Reference no: EM133846981
Assignment : Case Study - Home Health Care
Mr. Tan, a 70-year-old widowed Asian male, has an occlusive peripheral arterial disease with resultant unhealed right leg anterior tibial area ulcer of 3 cm by 4 cm. He is diagnosed with hypertension and failing eyesight, placing him at further risk for potential foot injury with ulceration. Mr. Tan is physically inactive since his wife died two years ago. He depends on a neighbor to shop, cook meals, clean the house, and take care of him at home. He recently underwent surgical debridement of the ulcerative area and has been discharged to home health care.
The home health nurse determines that Mr. Tan's Medicare will pay 100% for skilled nursing care to perform wound care and dressing changes and to monitor his medications 2-3 times per week. A physical therapist will visit 2 times per week to address Mr. Tan's deconditioned state. A home health aide will visit 3 times per week to help with activities of daily living. A social worker will visit to evaluate his living situation, need for other services, and/or assistance to obtain medications.
Homecare nurses provide intermittent care and rely heavily on clients' ability to self-manage their health problems. As such, the nurse is in a unique position to apply frameworks for practice that helps the nurse work with clients to promote independence and health. Mid-range theories, applied in homecare settings to help promote clients' self-management of chronic health problems, conceptualize nursing care as based on relationships, and provide guidelines for collaborative decision making. Apply the mid-range theory of relationship-based care to your home health nursing care for Mr. Tan and his caregiver. What steps would you, as the home health nurse, and other team members take to establish relationship-based care that recognizes the complexity of Mr. Tan's chronic illness experience? What challenges might you encounter? How will you meet those challenges?

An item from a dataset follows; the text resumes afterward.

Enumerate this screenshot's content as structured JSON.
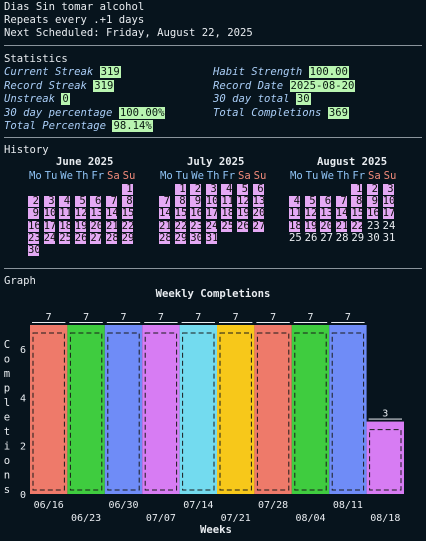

Homecare nurses and agencies are in an excellent position to incorporate the role of care coordinator into the role of the nurse because homecare nurses often treat individuals who are at high risk for complications of chronic disease. How would you, as the home health nurse, enact the role of care coordinator for Mr. Tan and his caregiver? What does effective care coordination involve? What are the goals of the care coordination process?
Employing relationship-based care with clients involves engaging with clients to accomplish care goals rather than focusing solely on the tasks of care. What can the nurse do to further these goals? Upon what five nursing capacities should the nurse base his or her nursing action?
The desired outcomes for home health care in the management of the client with chronic illness seem initially to be quite apparent. The positive effects of the health care delivered in the home to the client, as well as the positive effects of the caregiver support mechanisms that keep the client at home and do not necessitate institutionalization, are clearly important outcomes. However, establishing outcome criteria that are stable and dependable so as to measure outcome attainment is essential for determining whether positive effects are occurring to the advantage of the client and caregiver or simply because there is no alternative to providing care. What outcome measures will you include in your evaluation of the outcome attainment with Mr. Tan?